An Oozie workflow is a collection of actions arranged in a directed acyclic graph (DAG). This graph contains two types of nodes, control nodes, and action nodes. The first node is the one which is used to define job chronology, provide the rules for beginning and ending a workflow and control the workflow execution path with possible decision paths known as fork and join nodes. The other node is used to trigger the execution of tasks. In some particular it can be a MapReduce job, a pig application, a file stack system task, or a java application.

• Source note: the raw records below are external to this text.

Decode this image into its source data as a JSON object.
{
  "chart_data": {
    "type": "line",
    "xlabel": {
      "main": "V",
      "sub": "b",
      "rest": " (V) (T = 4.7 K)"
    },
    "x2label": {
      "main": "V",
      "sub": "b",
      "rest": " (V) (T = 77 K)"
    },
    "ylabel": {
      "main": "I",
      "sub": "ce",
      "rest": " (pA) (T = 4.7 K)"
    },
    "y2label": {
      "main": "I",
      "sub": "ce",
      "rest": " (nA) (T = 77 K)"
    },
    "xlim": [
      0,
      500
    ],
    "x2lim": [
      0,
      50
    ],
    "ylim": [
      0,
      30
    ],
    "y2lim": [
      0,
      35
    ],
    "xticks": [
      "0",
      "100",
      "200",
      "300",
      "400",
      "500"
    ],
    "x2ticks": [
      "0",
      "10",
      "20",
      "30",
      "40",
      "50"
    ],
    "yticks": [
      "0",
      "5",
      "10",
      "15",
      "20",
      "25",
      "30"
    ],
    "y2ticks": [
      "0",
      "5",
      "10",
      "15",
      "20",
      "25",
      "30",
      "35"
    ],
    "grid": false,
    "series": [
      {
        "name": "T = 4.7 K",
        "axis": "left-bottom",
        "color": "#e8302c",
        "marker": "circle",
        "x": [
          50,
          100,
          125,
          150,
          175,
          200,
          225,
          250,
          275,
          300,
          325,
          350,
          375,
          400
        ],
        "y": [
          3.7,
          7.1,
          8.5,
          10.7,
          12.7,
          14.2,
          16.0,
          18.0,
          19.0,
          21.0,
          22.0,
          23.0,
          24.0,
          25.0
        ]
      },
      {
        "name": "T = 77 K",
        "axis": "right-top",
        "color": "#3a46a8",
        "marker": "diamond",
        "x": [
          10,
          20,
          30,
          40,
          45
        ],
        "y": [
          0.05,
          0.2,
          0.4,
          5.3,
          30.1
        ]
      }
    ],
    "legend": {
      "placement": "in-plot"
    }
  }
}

Oozie is a native Hadoop stack integrator that supports all types of Hadoop jobs and is integrated with the Hadoop stack. Oozie is responsible for triggering the workflow actions, where the actual execution of tasks is done using Hadoop MapReduce. Therefore, Oozie becomes able to leverage existing Hadoop machinery for load balancing, fail-over. Oozie detects completion of tasks through callback and polling. When Oozie starts a task it provides a unique call back HTTP URL to the task and notifies that URL when it is complete. Oozie workflow definition language is XML-based and it is known as the Hadoop Process Definition Language. Oozie comes with a command-line program; this command-line program interacts with Oozie server using REST.
Oozie helps the Hadoop users in chaining and automating the execution of big data processing tasks into a defined workflow is quite a useful feature in real-world practices. Oozie workflows can be parameterized using variables within the workflow definition. When submitting a workflow, job values for the parameters also must be provided. If properly parameterized using different output directions, several identical workflow jobs can run concurrently.